Interesting Piece on Iraq

Not an interesting piece by me, of course.  Let’s not be ridiculous.   FPA War Crimes blogger Daniel Graeber has an excellent piece in UPI on the long-term consequences of arming Sunni militants to fight al-Qaeda.   He discusses why this is a short-sighted plan, and one possibly doomed to blow-back in even more violence and mayhem, moreso, I think, than anything al-Qaeda could inflict.

 But as the Sons of Iraq increasingly shed blood for the country, they are growing increasingly disenfranchised with the political rewards. Iraqis, including the Awakening Councils, want peace and stability, but as in any form of participatory government, they also want power. In Diyala province recently, members of the Sons of Iraq abandoned their checkpoints in protest of the Iraqi central government’s choice for police chief, who happened to be Shiite. That’s just one minor example of the swelling tide of political discontent emerging from the Awakening Councils, as many simply see no purpose in continuing the fight as the Awakening came with few rewards. Adding to the complexity is the tenuous cease-fire by the fighters loyal to the Shiite cleric Moqtada Sadr, who many of the Sawha forces fear.

Read the whole piece.  Graeber brings up historical and regional analogies, and offers a shrewd analysis of how this can blow up.   The plan of arming one set of militants to fight the another, a strategy that is both over-arching and disturbingly ad hoc, redounded poorly against the US in Gaza, and can do so in Iraq in larger and more frightening ways.

3 Responses to “Interesting Piece on Iraq”

  1. Simmons Says:

    I had Graeber’s way of thinking until last week. Then I had a realization: what if the danger of arming the Sunnis was intentional? Why would anyone in their right mind do that, you may (rightfully) ask. Well, who is the United State’s number one rival in the Middle East right now? Shiite Iran. Emphasis on the whole Shiite part.

    Armed Sunni militias would make Iran’s goal of puppeteering Iraq much, much harder for obvious reasons.

    Not only that, but Iran really, really, really does not want to see the Sunnis rise up again in Iraq.
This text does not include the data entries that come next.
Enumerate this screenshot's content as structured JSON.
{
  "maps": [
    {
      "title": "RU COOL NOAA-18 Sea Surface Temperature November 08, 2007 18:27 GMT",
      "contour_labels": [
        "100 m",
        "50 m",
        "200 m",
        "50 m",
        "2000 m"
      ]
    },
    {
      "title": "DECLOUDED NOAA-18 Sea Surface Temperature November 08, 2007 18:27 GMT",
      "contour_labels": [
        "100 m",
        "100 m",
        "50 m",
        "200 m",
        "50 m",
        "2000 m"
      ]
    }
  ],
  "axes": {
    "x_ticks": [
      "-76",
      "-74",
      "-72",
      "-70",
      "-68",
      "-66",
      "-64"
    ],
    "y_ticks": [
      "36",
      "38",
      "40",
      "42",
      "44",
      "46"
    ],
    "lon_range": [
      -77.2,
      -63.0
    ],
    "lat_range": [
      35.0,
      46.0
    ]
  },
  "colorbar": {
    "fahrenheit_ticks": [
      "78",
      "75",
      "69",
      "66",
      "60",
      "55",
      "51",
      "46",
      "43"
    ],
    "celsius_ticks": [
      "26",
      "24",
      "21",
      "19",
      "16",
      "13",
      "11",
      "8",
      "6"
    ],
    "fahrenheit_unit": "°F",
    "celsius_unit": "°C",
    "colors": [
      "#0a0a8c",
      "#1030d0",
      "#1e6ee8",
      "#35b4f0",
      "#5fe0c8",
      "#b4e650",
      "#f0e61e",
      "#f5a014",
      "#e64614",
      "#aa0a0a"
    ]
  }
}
The Iraq-Iran war in the 1980s resulted in the deaths of up to a million of the youngest and brightest Iranian men. Now, I’m not suggesting that Iraq would enter another conflict with Iraq, but this is still scary stuff for Iran.

    Was this the Bush Administration’s intention? I have no way to know. All I know is that this is one of the consequences that we are going to have to deal with in the coming years.
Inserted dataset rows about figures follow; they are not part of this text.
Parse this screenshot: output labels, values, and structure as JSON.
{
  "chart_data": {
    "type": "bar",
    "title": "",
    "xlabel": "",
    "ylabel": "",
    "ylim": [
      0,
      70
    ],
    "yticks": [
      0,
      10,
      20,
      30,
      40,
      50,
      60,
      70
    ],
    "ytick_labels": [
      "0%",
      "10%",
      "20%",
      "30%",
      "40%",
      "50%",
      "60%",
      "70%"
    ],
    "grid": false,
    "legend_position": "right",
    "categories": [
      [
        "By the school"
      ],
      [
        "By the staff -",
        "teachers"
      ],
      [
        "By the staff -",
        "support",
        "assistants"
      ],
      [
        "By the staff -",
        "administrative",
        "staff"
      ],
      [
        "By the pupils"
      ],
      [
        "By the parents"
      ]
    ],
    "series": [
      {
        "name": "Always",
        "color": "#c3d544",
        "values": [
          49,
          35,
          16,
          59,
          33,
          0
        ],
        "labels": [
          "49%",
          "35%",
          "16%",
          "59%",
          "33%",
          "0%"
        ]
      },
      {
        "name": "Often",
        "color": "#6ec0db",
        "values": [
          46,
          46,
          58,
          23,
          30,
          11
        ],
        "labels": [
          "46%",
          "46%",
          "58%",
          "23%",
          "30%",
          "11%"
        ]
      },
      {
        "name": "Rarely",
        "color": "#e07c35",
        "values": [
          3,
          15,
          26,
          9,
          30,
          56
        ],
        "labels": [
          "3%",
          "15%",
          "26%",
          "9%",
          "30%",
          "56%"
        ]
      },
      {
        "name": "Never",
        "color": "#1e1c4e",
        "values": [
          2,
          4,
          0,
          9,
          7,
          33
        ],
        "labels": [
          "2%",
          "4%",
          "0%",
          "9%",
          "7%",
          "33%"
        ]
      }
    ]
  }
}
    Of course, there are still the many dangerous consequences Graeber mentions. For example, he and I both noticed the frightening similarities between our arming of Sunni militias now and our arming of the Afghani mujahedin during the Cold War.

  2. Daniel J. Graeber Says:

    Then why prop up the Maliki government? Or listen to Chalabi? Or let Sadr stay alive?

  3. Simmons Says:

    Not everything we’re doing in Iraq is hold off the Iranians. It’s also to create stable, somewhat friendly democratic government there.